Wednesday, November 17, 2004

Bootstrapping, Brand & Branding

Yes, have been in a bunker. Got caught in the tradewinds of bootstrapping last week and had to fly out to Melbourne for the weekend just to recover. Howdy to those of you I saw at the Exhibition Center for the health & lifestyle expo.

Catching up on my RSS feeds is no small task (as I'm sure is the case for most of you serious bloggers out there). But it is necessary to keep up-to-date with all the reading, writing, learning, and arithmetic, especially when you are bootstrappin'. Seth Godin writes in his manifesto that bootstrappers are "in it for the long haul" and I agree with him that "building businesses that will last separates me from the opportunist, and is an investment in my brand and in my future.

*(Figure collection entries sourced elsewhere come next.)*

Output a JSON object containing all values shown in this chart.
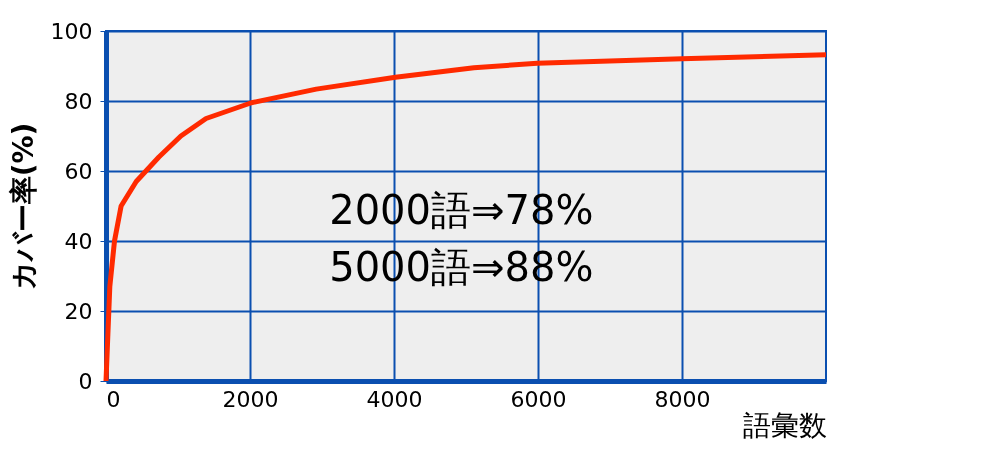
{
  "chart_data": {
    "type": "line",
    "xlabel": "語彙数",
    "ylabel": "カバー率(%)",
    "x": [
      0,
      53,
      118,
      210,
      420,
      735,
      1040,
      1390,
      2020,
      2920,
      4020,
      5110,
      5990,
      8000,
      10000
    ],
    "series": [
      {
        "color": "#ff2a00",
        "values": [
          0,
          27,
          40,
          50,
          57,
          64,
          70,
          75,
          79.5,
          83.4,
          86.8,
          89.5,
          90.8,
          92.1,
          93.2
        ]
      }
    ],
    "xlim": [
      0,
      10000
    ],
    "xticks": [
      0,
      2000,
      4000,
      6000,
      8000
    ],
    "ylim": [
      0,
      100
    ],
    "yticks": [
      0,
      20,
      40,
      60,
      80,
      100
    ],
    "grid": true,
    "marker": "none",
    "line_style": "solid",
    "annotations": [
      "2000語⇒78%",
      "5000語⇒88%"
    ]
  }
}
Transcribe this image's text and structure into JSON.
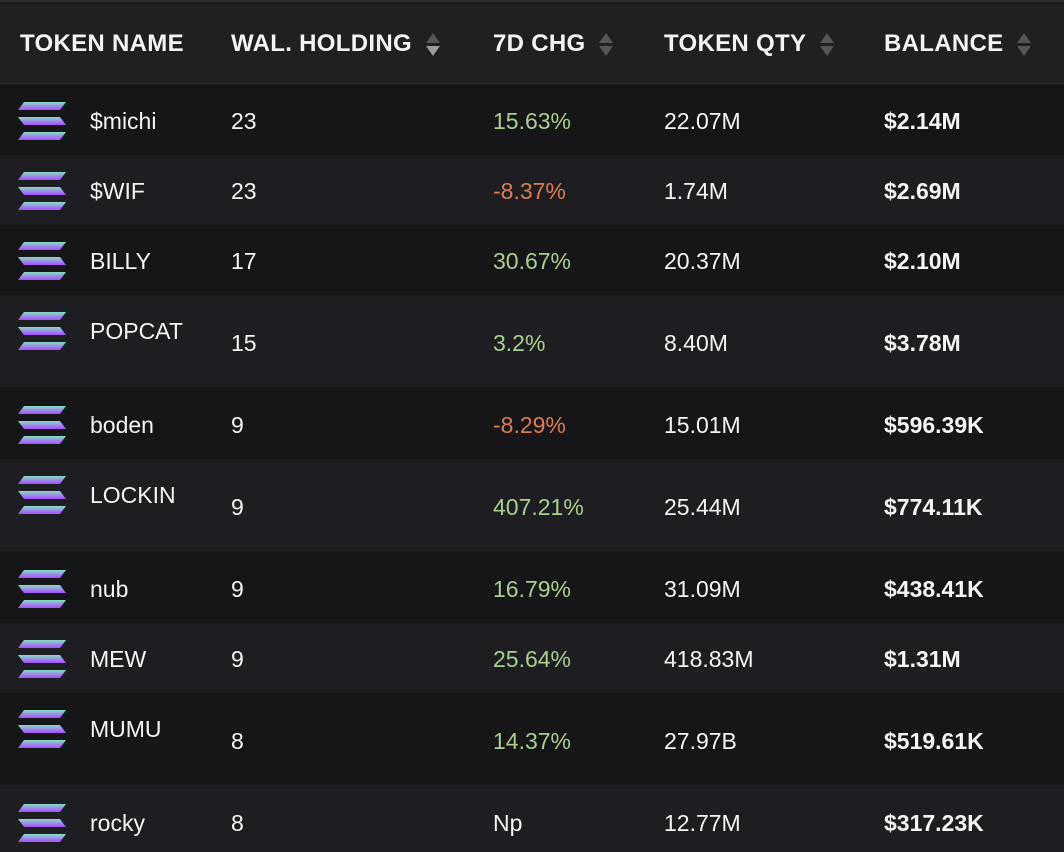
{
  "header": {
    "token_name": "TOKEN NAME",
    "wal_holding": "WAL. HOLDING",
    "chg_7d": "7D CHG",
    "token_qty": "TOKEN QTY",
    "balance": "BALANCE"
  },
  "colors": {
    "positive": "#a8cf8f",
    "negative": "#dd7d4f",
    "logo_gradient_top": "#7fe3c0",
    "logo_gradient_bottom": "#a64dff"
  },
  "icons": {
    "token_logo": "solana-logo-icon",
    "sort": "sort-arrows-icon"
  },
  "rows": [
    {
      "name": "$michi",
      "holding": "23",
      "chg": "15.63%",
      "chg_sign": "pos",
      "qty": "22.07M",
      "balance": "$2.14M"
    },
    {
      "name": "$WIF",
      "holding": "23",
      "chg": "-8.37%",
      "chg_sign": "neg",
      "qty": "1.74M",
      "balance": "$2.69M"
    },
    {
      "name": "BILLY",
      "holding": "17",
      "chg": "30.67%",
      "chg_sign": "pos",
      "qty": "20.37M",
      "balance": "$2.10M"
    },
    {
      "name": "POPCAT",
      "holding": "15",
      "chg": "3.2%",
      "chg_sign": "pos",
      "qty": "8.40M",
      "balance": "$3.78M"
    },
    {
      "name": "boden",
      "holding": "9",
      "chg": "-8.29%",
      "chg_sign": "neg",
      "qty": "15.01M",
      "balance": "$596.39K"
    },
    {
      "name": "LOCKIN",
      "holding": "9",
      "chg": "407.21%",
      "chg_sign": "pos",
      "qty": "25.44M",
      "balance": "$774.11K"
    },
    {
      "name": "nub",
      "holding": "9",
      "chg": "16.79%",
      "chg_sign": "pos",
      "qty": "31.09M",
      "balance": "$438.41K"
    },
    {
      "name": "MEW",
      "holding": "9",
      "chg": "25.64%",
      "chg_sign": "pos",
      "qty": "418.83M",
      "balance": "$1.31M"
    },
    {
      "name": "MUMU",
      "holding": "8",
      "chg": "14.37%",
      "chg_sign": "pos",
      "qty": "27.97B",
      "balance": "$519.61K"
    },
    {
      "name": "rocky",
      "holding": "8",
      "chg": "Np",
      "chg_sign": "none",
      "qty": "12.77M",
      "balance": "$317.23K"
    }
  ]
}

Surviving is succeeding, and each day that goes by makes it easier still for me to reach my goals."

Then, I weed out the little bit about my Brand. Out of all the two-cents the knowledgeable experts have offered up on the subject, I refer again to Seth's take on it: "the reality is that many many brands are actually monologues, not dialogues. That doesn't mean a conversation won't create a better, more robust, more useful brand. But, alas, most organizations can't handle that truth. So they do their best to do it the old way."

Furthermore, "If we define brand as a shortcut for a set of commercial attributes, emotions, stories, whatever, then any blogger with a following has a brand.

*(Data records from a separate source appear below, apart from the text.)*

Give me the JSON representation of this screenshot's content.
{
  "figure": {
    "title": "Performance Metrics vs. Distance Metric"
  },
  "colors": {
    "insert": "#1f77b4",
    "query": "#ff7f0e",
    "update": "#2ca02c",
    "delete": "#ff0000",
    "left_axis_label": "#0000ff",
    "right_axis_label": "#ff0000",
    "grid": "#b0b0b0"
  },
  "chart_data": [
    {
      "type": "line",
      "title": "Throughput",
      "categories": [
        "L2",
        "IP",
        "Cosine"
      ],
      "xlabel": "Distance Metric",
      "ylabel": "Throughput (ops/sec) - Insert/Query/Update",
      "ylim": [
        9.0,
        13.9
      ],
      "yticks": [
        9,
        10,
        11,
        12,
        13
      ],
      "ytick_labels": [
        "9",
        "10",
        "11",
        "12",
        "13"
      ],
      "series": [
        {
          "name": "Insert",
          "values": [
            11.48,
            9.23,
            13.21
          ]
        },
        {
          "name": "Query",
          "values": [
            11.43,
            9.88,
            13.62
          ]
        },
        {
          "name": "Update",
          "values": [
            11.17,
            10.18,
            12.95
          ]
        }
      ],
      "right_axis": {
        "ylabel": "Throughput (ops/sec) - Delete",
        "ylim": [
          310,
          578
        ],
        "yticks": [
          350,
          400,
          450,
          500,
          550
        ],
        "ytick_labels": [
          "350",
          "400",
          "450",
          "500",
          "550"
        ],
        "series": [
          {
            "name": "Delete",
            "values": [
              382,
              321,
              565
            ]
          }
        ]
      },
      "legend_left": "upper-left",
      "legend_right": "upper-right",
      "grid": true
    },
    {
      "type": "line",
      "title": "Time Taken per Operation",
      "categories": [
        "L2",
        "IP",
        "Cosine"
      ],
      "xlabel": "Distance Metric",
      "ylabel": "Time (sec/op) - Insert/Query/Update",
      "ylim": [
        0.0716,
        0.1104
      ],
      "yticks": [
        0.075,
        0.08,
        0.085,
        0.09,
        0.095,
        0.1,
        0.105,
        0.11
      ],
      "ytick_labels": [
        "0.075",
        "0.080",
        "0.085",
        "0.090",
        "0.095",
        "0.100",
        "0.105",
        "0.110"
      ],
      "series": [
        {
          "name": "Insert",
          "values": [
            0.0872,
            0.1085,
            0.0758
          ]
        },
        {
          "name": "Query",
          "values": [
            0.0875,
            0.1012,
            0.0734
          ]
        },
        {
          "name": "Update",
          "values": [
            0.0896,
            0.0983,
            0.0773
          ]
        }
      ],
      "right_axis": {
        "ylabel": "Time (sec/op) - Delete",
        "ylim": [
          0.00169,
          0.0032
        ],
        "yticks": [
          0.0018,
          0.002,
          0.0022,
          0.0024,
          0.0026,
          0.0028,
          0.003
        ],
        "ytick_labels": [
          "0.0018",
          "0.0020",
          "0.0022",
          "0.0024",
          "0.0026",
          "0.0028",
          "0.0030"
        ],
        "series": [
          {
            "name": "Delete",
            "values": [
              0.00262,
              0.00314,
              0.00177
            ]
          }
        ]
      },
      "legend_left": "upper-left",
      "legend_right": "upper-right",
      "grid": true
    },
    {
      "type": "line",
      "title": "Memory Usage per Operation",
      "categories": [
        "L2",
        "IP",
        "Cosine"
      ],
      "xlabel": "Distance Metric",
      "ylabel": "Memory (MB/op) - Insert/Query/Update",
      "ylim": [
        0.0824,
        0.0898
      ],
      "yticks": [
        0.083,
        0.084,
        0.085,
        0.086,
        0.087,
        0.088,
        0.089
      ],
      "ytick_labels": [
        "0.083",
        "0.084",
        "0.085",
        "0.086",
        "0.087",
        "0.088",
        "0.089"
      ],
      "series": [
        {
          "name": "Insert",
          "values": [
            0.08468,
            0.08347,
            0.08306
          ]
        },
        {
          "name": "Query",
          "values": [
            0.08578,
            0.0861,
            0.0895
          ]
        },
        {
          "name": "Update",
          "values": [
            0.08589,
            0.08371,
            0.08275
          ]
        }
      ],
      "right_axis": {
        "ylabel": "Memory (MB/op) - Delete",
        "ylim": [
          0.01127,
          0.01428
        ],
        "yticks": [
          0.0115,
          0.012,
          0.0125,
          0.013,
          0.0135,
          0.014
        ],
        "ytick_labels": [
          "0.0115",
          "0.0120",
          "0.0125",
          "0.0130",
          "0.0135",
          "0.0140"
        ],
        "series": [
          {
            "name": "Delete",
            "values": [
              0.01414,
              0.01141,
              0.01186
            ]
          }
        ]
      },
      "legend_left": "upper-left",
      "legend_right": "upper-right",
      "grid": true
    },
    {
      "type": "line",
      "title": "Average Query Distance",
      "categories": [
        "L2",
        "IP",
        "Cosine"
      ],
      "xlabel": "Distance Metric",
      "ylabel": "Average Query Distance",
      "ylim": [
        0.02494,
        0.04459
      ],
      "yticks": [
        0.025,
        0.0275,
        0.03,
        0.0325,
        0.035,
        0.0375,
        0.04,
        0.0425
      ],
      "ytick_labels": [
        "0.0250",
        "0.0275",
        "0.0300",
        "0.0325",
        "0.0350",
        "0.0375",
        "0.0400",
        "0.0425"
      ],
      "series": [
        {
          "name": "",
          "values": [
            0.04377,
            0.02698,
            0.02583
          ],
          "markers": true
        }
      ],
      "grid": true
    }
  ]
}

3. There's a difference between brands and branding. Brands exist whether you want them to or not. Brands aren't going to go away any time soon. Brands are a useful shorthand for a complicated asset within an organization. Branding, on the other hand, is a thing you do. And as an activity, branding is problematic. Branding is ill-defined, usually vacuous, often expensive and totally unpredictable. I'm happy to say that you shouldn't grow up to be someone who does branding."

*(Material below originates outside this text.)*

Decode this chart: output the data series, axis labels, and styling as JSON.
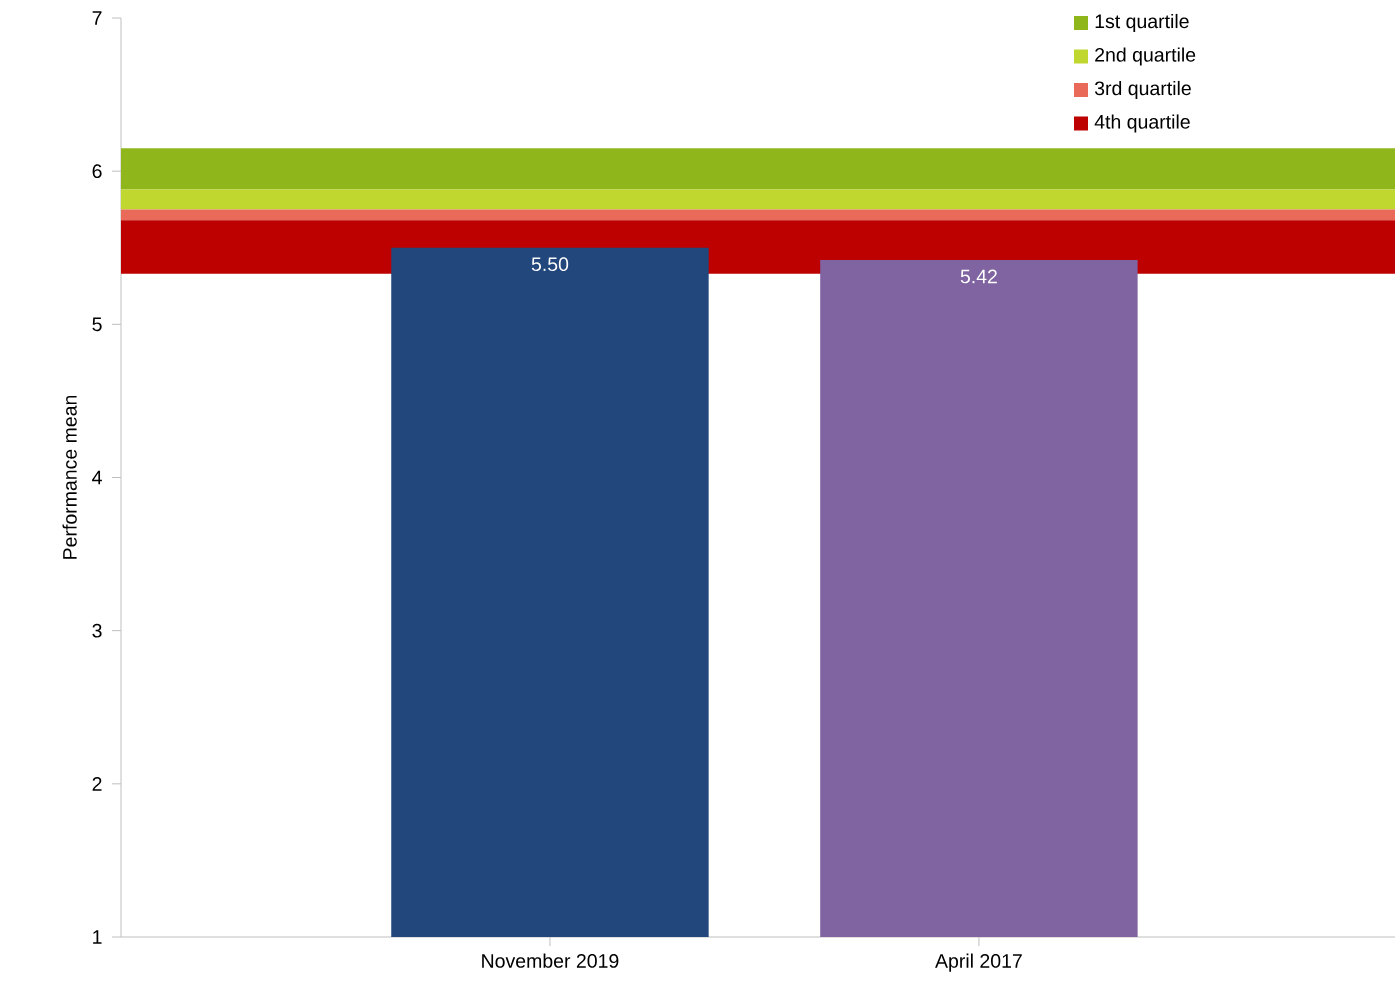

I think it is all fine and dandy for it to be said that marketing, advertising, and, now, branding is dead... but who's telling corporations, SMEs and mom&pop shops out there? The already dead art of branding is still being peddled quite unashamedly in not-so-forefront-of-technology-as-Silicon Valley CBDs like Sydney and Melbourne. For example, I am working alongside an agency at the moment and the first meeting with my client was primarily to explain to him the difference between brand, branding, and how best to position his business from here-on-in. He has an MBA (finished his course back in the early 90s) and majored in Marketing. He also claimed to know his stuff. And, yet, it became immediately obvious that there was disconnect and areas of miscommunication when it came to nutting out an acceptable campaign. My client's expectations on what branding meant was not quite what the agency was used to peddling. I found myself acting as the intermediary or translator, if you will, doing my darnedest to represent my client's best interests whilst knowing at the back of my mind that I talk the agency's language and can respect that their methods were beneficial in the medium-to-long-term.

Which brings me to the subject of blogging... my partner told me yesterday that what he was most happy doing was writing books and being in a band. I replied, I'm a writer and I prefer to blog. Why? My work is ever-evolving and immediately responsive that way. If it is true that one can make or break one's own brand via blogging, then I like knowing I am being kept honest and on my toes that way.